Fire Department Rank Insignia History
Some terminology and the rank structure in the fire service is generally accepted as something that came from the Civil War. Prior to the Civil War, U. S. fire departments were often run something like a business. Many early fire brigades were private organizations who were paid by insurance companies. There were chiefs, bosses, leaders and foremen and such. During the Civil War entire fire departments joined up as a unit. They became units like Infantry “Companies” etc...

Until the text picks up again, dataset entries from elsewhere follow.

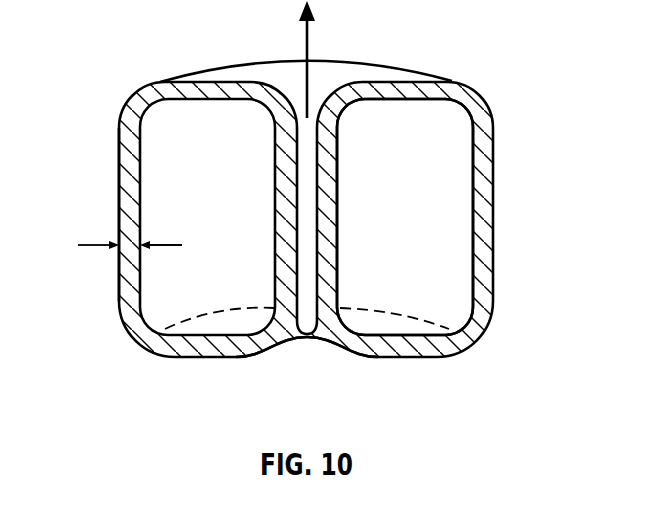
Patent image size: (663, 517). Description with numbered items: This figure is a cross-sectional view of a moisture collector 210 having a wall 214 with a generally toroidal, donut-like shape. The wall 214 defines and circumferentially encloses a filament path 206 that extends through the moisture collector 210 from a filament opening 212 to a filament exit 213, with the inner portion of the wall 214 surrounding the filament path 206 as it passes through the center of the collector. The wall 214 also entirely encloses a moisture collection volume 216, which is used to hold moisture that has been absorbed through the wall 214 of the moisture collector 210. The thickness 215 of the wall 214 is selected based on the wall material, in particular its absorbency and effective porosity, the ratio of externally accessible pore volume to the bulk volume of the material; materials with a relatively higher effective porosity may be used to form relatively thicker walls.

The filament path 206 is at (309, 40).
The moisture collector 210 is at (131, 46).
The filament opening 212 is at (293, 361).
The filament exit 213 is at (284, 82).
The wall 214 is at (119, 169).
The thickness 215 is at (92, 244).
The moisture collection volume 216 is at (457, 208).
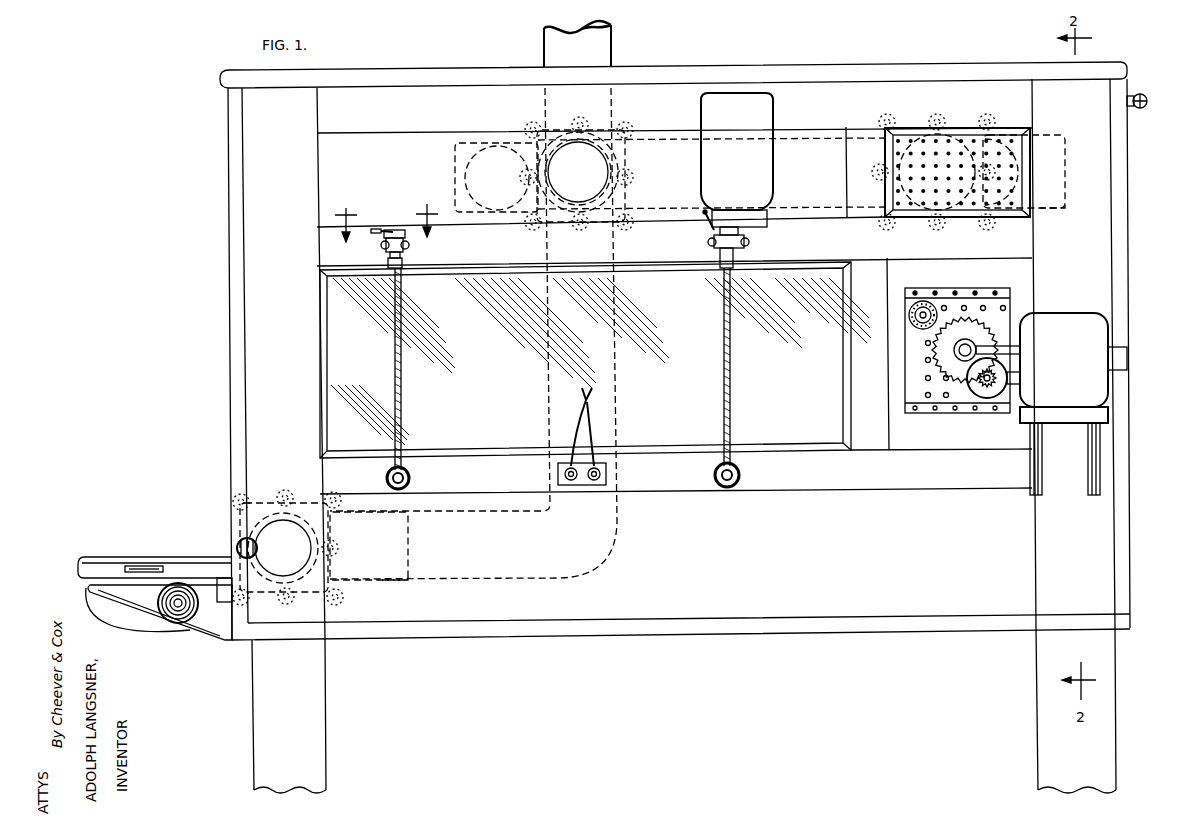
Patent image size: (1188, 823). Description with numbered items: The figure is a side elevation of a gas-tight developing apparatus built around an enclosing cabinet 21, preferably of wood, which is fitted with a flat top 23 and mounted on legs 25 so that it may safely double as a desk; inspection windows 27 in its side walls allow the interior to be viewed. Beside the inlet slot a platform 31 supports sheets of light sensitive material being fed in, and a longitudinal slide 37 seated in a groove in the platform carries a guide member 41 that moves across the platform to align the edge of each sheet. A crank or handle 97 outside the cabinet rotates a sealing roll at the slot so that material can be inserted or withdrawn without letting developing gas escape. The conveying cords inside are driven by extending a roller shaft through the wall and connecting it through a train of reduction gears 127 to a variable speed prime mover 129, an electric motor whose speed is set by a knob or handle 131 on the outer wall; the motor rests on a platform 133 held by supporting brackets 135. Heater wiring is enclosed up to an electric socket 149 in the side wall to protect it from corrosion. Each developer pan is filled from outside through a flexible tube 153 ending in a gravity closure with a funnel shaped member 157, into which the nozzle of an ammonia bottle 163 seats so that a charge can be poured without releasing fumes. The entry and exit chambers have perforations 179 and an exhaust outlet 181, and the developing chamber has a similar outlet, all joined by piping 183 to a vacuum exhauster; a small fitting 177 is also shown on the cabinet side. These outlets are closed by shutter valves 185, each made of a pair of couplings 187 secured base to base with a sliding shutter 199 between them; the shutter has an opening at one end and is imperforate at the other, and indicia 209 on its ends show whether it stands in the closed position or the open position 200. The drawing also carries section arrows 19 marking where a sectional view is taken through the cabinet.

The section line arrows 19 is at (386, 214).
The enclosing cabinet 21 is at (227, 248).
The flat top 23 is at (472, 70).
The legs 25 is at (313, 697).
The inspection windows 27 is at (337, 328).
The platform 31 is at (112, 565).
The longitudinal slide 37 is at (145, 565).
The guide member 41 is at (178, 557).
The crank or handle 97 is at (238, 540).
The train of reduction gears 127 is at (966, 392).
The variable speed prime mover 129 is at (1065, 322).
The knob or handle 131 is at (912, 317).
The platform 133 is at (1062, 424).
The supporting brackets 135 is at (1095, 470).
The electric socket 149 is at (585, 486).
The flexible tube 153 is at (405, 371).
The funnel shaped member 157 is at (410, 248).
The bottle 163 is at (733, 100).
The valve fitting 177 is at (1147, 103).
The perforations 179 is at (890, 190).
The exhaust outlet 181 is at (622, 160).
The piping 183 is at (600, 48).
The shutter valves 185 is at (525, 140).
The couplings 187 is at (590, 228).
The shutter 199 is at (1045, 211).
The open position indicator 200 is at (1065, 168).
The indicia 209 is at (455, 165).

The leaders were given rank and that rank or title survived the war. After the war some men were known as “Captain” for the rest of their lives and when they were replaced, the department got a new “Captain” for that company. There were also other influences on the rank structure of fire departments. Credit for the first "professional" fire brigade is given to Napoleon Bonaparte. As French emperor, he ordered that a division of the French army known as Sapeurs-Pompiers be used to protect Paris with 30 powerful manual fire pumps by 1800. We can presume that this organization had ranks. In fact many military words, such as those for rank, come directly from Old French. (i.e. "Lieutenant" & "Captain")
The very first, recorded, full time, fire brigade was in first or second century Rome. This consisted of approximately 7000 "Vigiles". The rank insignia for the fire service is a combination of traditional fire service icons and the common military symbol for such a rank. For many ranks you might see either insignia or both. A captain may have one type on his collar and another on his helmet.